Oprah Winfrey's pick of three books by William Faulkner for her readers' club this summer is the literary equivalent of a starter's gun.
So vacationers - turn your pages!
Like other summer pleasures - a walk on a beach, hiking in a forest - communing with ideas presented in a book restores the spirit. Ms. Winfrey knows the encounter with a gifted author like Faulkner is exhilarating, even if he deals with humanity's dark side. Troubled by race relations? An inability to find love? Faulkner's been there, done that, and tells about it so well he won a Nobel Prize. But any number of works by gifted authors might do. The point is, reading can be transforming.
Sure there are blockbuster summer movies to see, but there remains the refrain: "I read the book and the movie left so much out." A whole new generation of Harry Potter readers has found the truth in such words.

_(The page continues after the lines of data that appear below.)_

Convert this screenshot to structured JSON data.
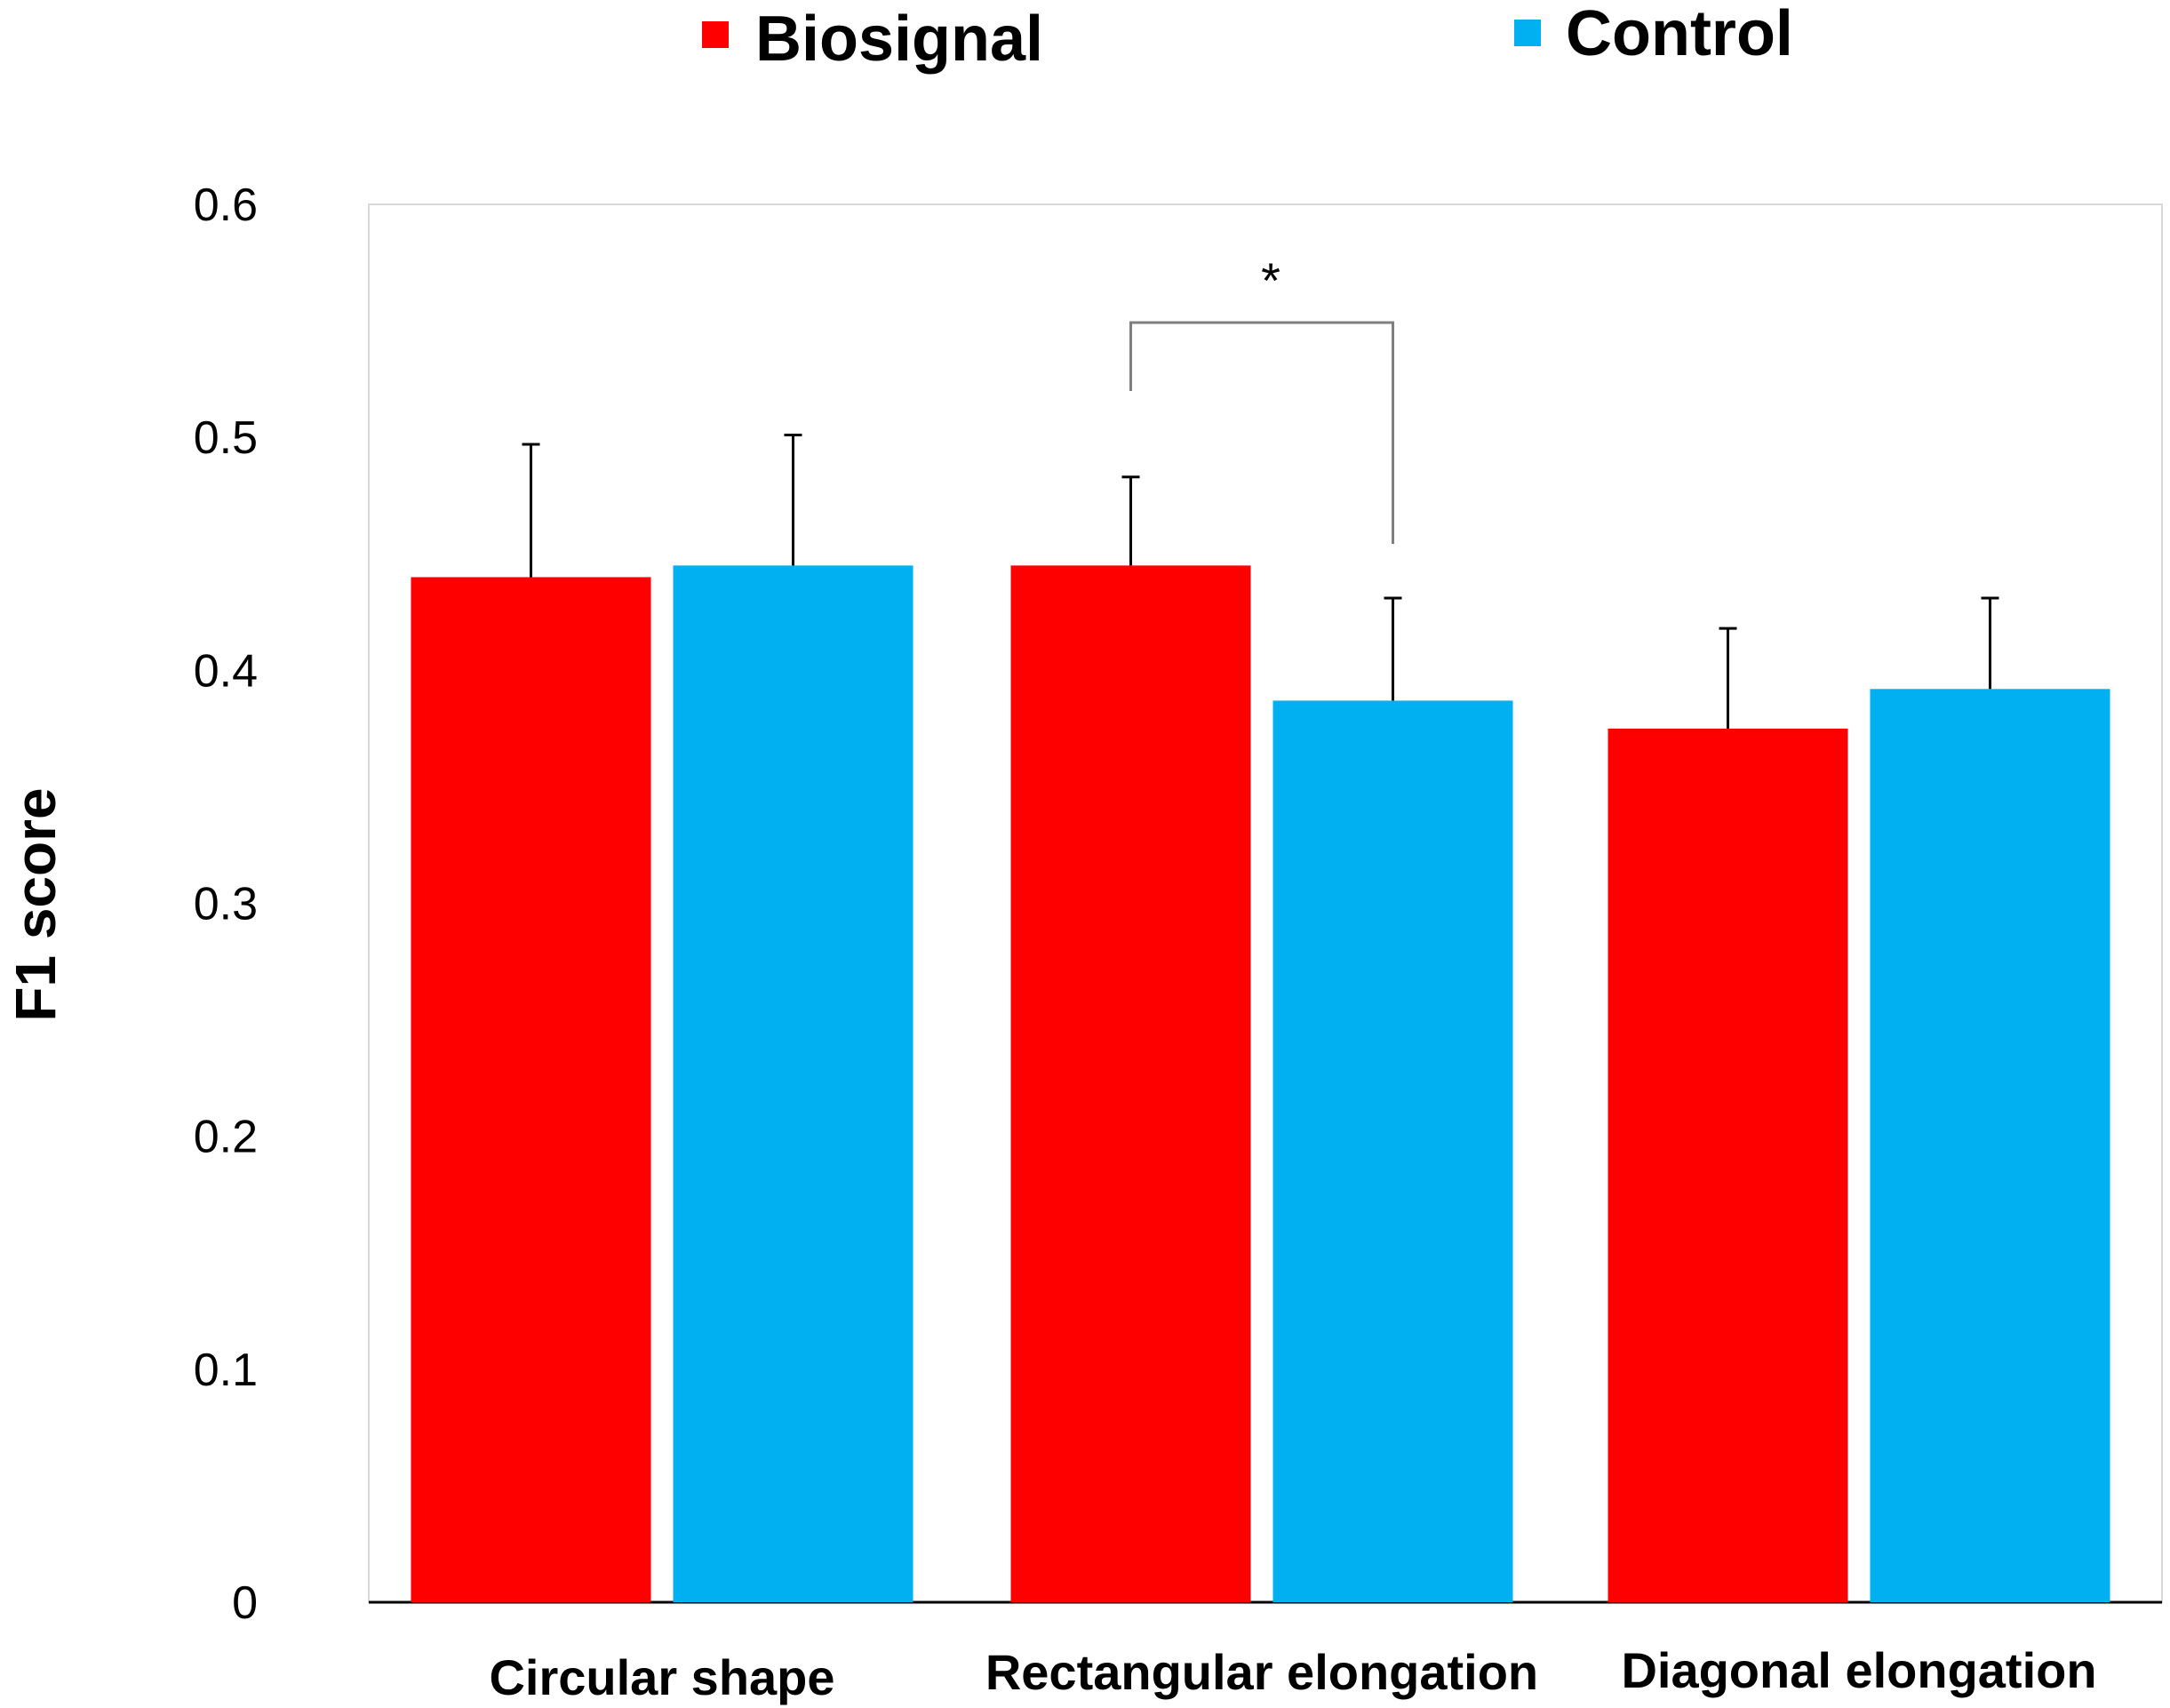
{
  "chart_data": {
    "type": "bar",
    "title": "",
    "xlabel": "",
    "ylabel": "F1 score",
    "ylim": [
      0,
      0.6
    ],
    "yticks": [
      "0",
      "0.1",
      "0.2",
      "0.3",
      "0.4",
      "0.5",
      "0.6"
    ],
    "grid": false,
    "legend_position": "top",
    "categories": [
      "Circular shape",
      "Rectangular elongation",
      "Diagonal elongation"
    ],
    "series": [
      {
        "name": "Biosignal",
        "color": "#ff0000",
        "values": [
          0.44,
          0.445,
          0.375
        ],
        "errors": [
          0.057,
          0.038,
          0.043
        ]
      },
      {
        "name": "Control",
        "color": "#00b0f0",
        "values": [
          0.445,
          0.387,
          0.392
        ],
        "errors": [
          0.056,
          0.044,
          0.039
        ]
      }
    ],
    "annotations": [
      {
        "type": "significance",
        "label": "*",
        "category": "Rectangular elongation",
        "between_series": [
          "Biosignal",
          "Control"
        ]
      }
    ]
  }
}
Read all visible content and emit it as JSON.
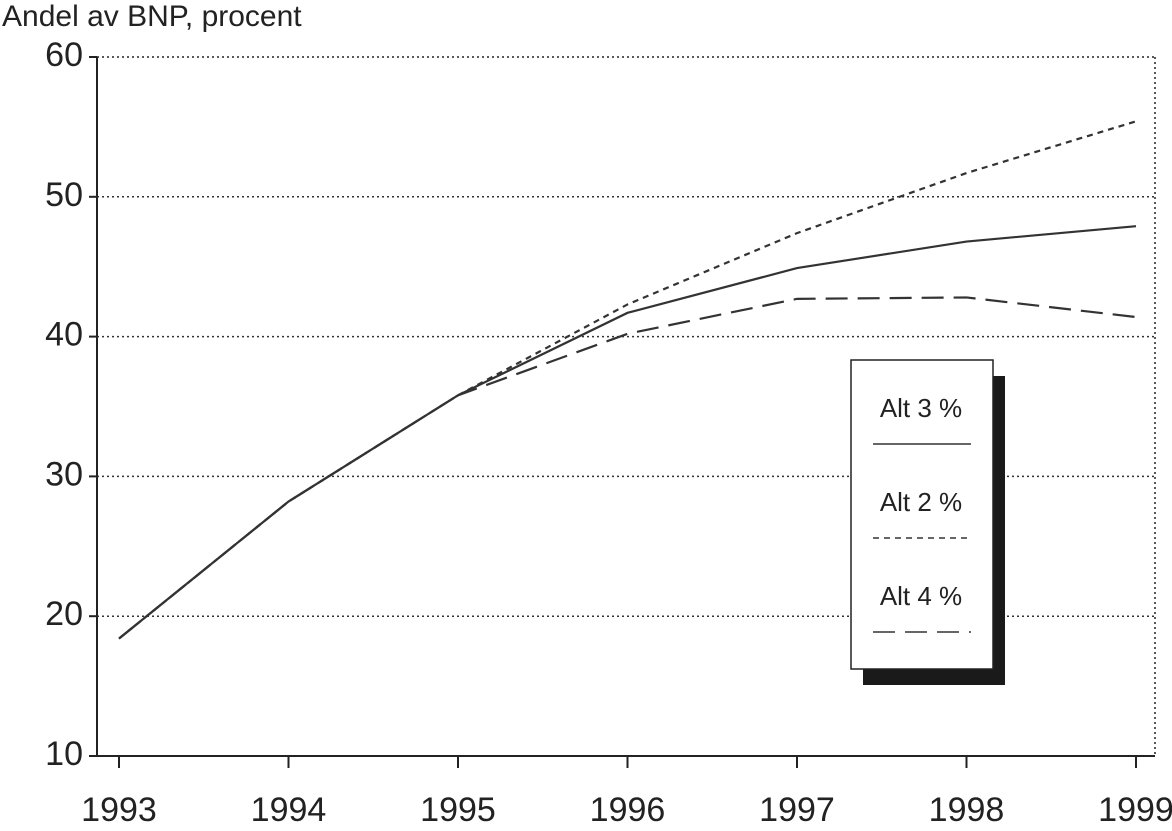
{
  "chart_data": {
    "type": "line",
    "y_label": "Andel av BNP, procent",
    "x": [
      1993,
      1994,
      1995,
      1996,
      1997,
      1998,
      1999
    ],
    "xlim": [
      1993,
      1999
    ],
    "xticks": [
      1993,
      1994,
      1995,
      1996,
      1997,
      1998,
      1999
    ],
    "ylim": [
      10,
      60
    ],
    "yticks": [
      10,
      20,
      30,
      40,
      50,
      60
    ],
    "grid": true,
    "legend": "right",
    "series": [
      {
        "name": "Alt 3 %",
        "color": "#333333",
        "line_style": "solid",
        "values": [
          18.4,
          28.2,
          35.8,
          41.7,
          44.9,
          46.8,
          47.9
        ]
      },
      {
        "name": "Alt 2 %",
        "color": "#333333",
        "line_style": "dotted",
        "values": [
          18.4,
          28.2,
          35.8,
          42.3,
          47.4,
          51.7,
          55.4
        ]
      },
      {
        "name": "Alt 4 %",
        "color": "#333333",
        "line_style": "dashed",
        "values": [
          18.4,
          28.2,
          35.8,
          40.2,
          42.7,
          42.8,
          41.4
        ]
      }
    ]
  }
}
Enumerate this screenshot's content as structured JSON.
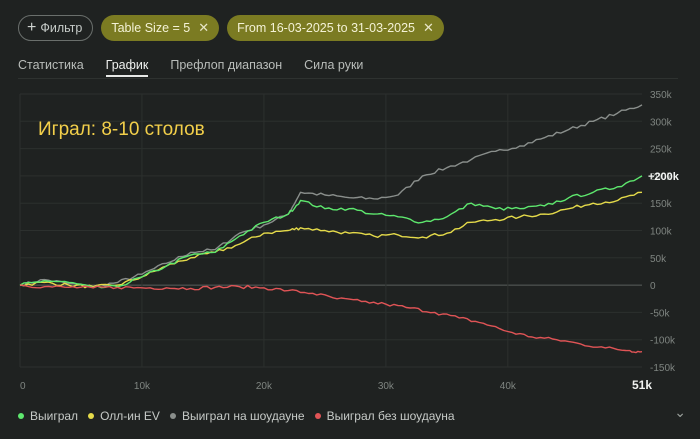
{
  "filters": {
    "add_label": "Фильтр",
    "chips": [
      {
        "label": "Table Size = 5"
      },
      {
        "label": "From 16-03-2025 to 31-03-2025"
      }
    ]
  },
  "tabs": [
    {
      "label": "Статистика",
      "active": false
    },
    {
      "label": "График",
      "active": true
    },
    {
      "label": "Префлоп диапазон",
      "active": false
    },
    {
      "label": "Сила руки",
      "active": false
    }
  ],
  "chart_data": {
    "type": "line",
    "title": "Играл: 8-10 столов",
    "xlim": [
      0,
      51000
    ],
    "ylim": [
      -150000,
      350000
    ],
    "x_ticks": [
      "0",
      "10k",
      "20k",
      "30k",
      "40k",
      "51k"
    ],
    "y_ticks": [
      "350k",
      "300k",
      "250k",
      "200k",
      "150k",
      "100k",
      "50k",
      "0",
      "-50k",
      "-100k",
      "-150k"
    ],
    "end_label": "+200k",
    "grid": true,
    "series": [
      {
        "name": "Выиграл",
        "color": "#5ee86e",
        "x": [
          0,
          2000,
          4000,
          6000,
          8000,
          10000,
          12000,
          14000,
          16000,
          18000,
          20000,
          22000,
          23000,
          25000,
          27000,
          29000,
          31000,
          33000,
          35000,
          37000,
          39000,
          41000,
          43000,
          45000,
          47000,
          49000,
          51000
        ],
        "y": [
          0,
          8000,
          5000,
          -5000,
          -3000,
          15000,
          35000,
          55000,
          60000,
          90000,
          115000,
          130000,
          155000,
          140000,
          140000,
          130000,
          125000,
          115000,
          125000,
          150000,
          140000,
          140000,
          145000,
          160000,
          170000,
          180000,
          200000
        ]
      },
      {
        "name": "Олл-ин EV",
        "color": "#e5db4a",
        "x": [
          0,
          2000,
          4000,
          6000,
          8000,
          10000,
          12000,
          14000,
          16000,
          18000,
          20000,
          22000,
          23000,
          25000,
          27000,
          29000,
          31000,
          33000,
          35000,
          37000,
          39000,
          41000,
          43000,
          45000,
          47000,
          49000,
          51000
        ],
        "y": [
          0,
          5000,
          0,
          -3000,
          0,
          15000,
          35000,
          50000,
          60000,
          75000,
          95000,
          100000,
          105000,
          100000,
          95000,
          90000,
          92000,
          88000,
          95000,
          115000,
          120000,
          125000,
          130000,
          140000,
          150000,
          155000,
          170000
        ]
      },
      {
        "name": "Выиграл на шоудауне",
        "color": "#8a8f8c",
        "x": [
          0,
          2000,
          4000,
          6000,
          8000,
          10000,
          12000,
          14000,
          16000,
          18000,
          20000,
          22000,
          23000,
          25000,
          27000,
          29000,
          31000,
          33000,
          35000,
          37000,
          39000,
          41000,
          43000,
          45000,
          47000,
          49000,
          51000
        ],
        "y": [
          0,
          10000,
          3000,
          -3000,
          5000,
          20000,
          40000,
          60000,
          65000,
          95000,
          110000,
          130000,
          170000,
          165000,
          160000,
          158000,
          165000,
          200000,
          215000,
          230000,
          245000,
          255000,
          270000,
          285000,
          300000,
          315000,
          330000
        ]
      },
      {
        "name": "Выиграл без шоудауна",
        "color": "#e05456",
        "x": [
          0,
          2000,
          4000,
          6000,
          8000,
          10000,
          12000,
          14000,
          16000,
          18000,
          20000,
          22000,
          24000,
          26000,
          28000,
          30000,
          32000,
          34000,
          36000,
          38000,
          40000,
          42000,
          44000,
          46000,
          48000,
          50000,
          51000
        ],
        "y": [
          0,
          -3000,
          -4000,
          -5000,
          -4000,
          -5000,
          -5000,
          -6000,
          -4000,
          -3000,
          -5000,
          -10000,
          -15000,
          -25000,
          -30000,
          -35000,
          -42000,
          -50000,
          -60000,
          -70000,
          -85000,
          -95000,
          -100000,
          -108000,
          -115000,
          -120000,
          -122000
        ]
      }
    ]
  }
}
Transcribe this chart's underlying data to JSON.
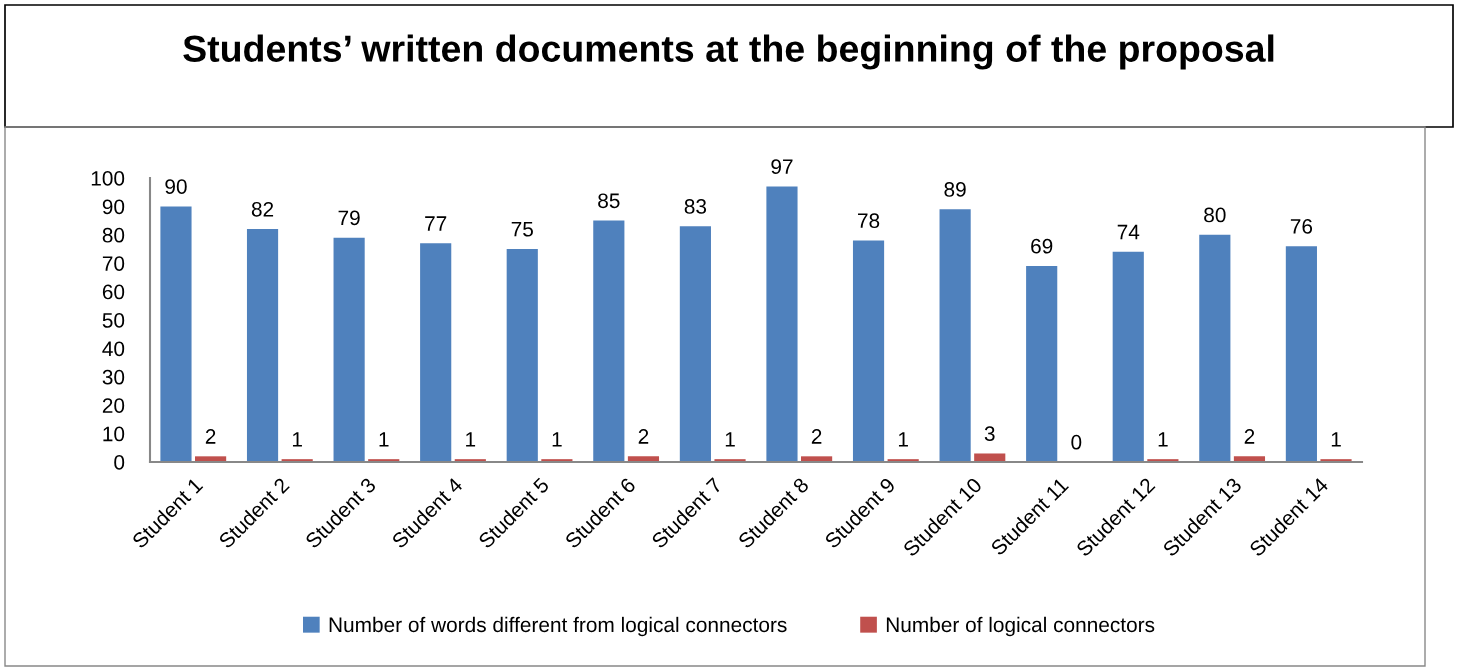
{
  "chart_data": {
    "type": "bar",
    "title": "Students’ written documents at the beginning of the proposal",
    "categories": [
      "Student 1",
      "Student 2",
      "Student 3",
      "Student 4",
      "Student 5",
      "Student 6",
      "Student 7",
      "Student 8",
      "Student 9",
      "Student 10",
      "Student 11",
      "Student 12",
      "Student 13",
      "Student 14"
    ],
    "series": [
      {
        "name": "Number of words different from logical connectors",
        "color": "#4f81bd",
        "values": [
          90,
          82,
          79,
          77,
          75,
          85,
          83,
          97,
          78,
          89,
          69,
          74,
          80,
          76
        ]
      },
      {
        "name": "Number of logical connectors",
        "color": "#c0504d",
        "values": [
          2,
          1,
          1,
          1,
          1,
          2,
          1,
          2,
          1,
          3,
          0,
          1,
          2,
          1
        ]
      }
    ],
    "ylim": [
      0,
      100
    ],
    "yticks": [
      0,
      10,
      20,
      30,
      40,
      50,
      60,
      70,
      80,
      90,
      100
    ],
    "legend": "bottom",
    "data_labels": true
  }
}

A Gallup poll taken in May found that 47 percent of Americans on any given day are reading a book. This is up from 37 percent in 1990, and 23 percent in 1957. The median number of books read in a year is five. The poll also found that neither the Internet (3 percent) nor book reviews in newspapers (7 percent) play much of a role in how people select a book. Four out of five people choose a book based on a favorite author, a recommendation from a friend or colleague, or by just browsing in a bookstore or library.
Here are two questions for Gallup to ask: "Did you read a book with a child that wasn't a school assignment? Did you discuss it together?"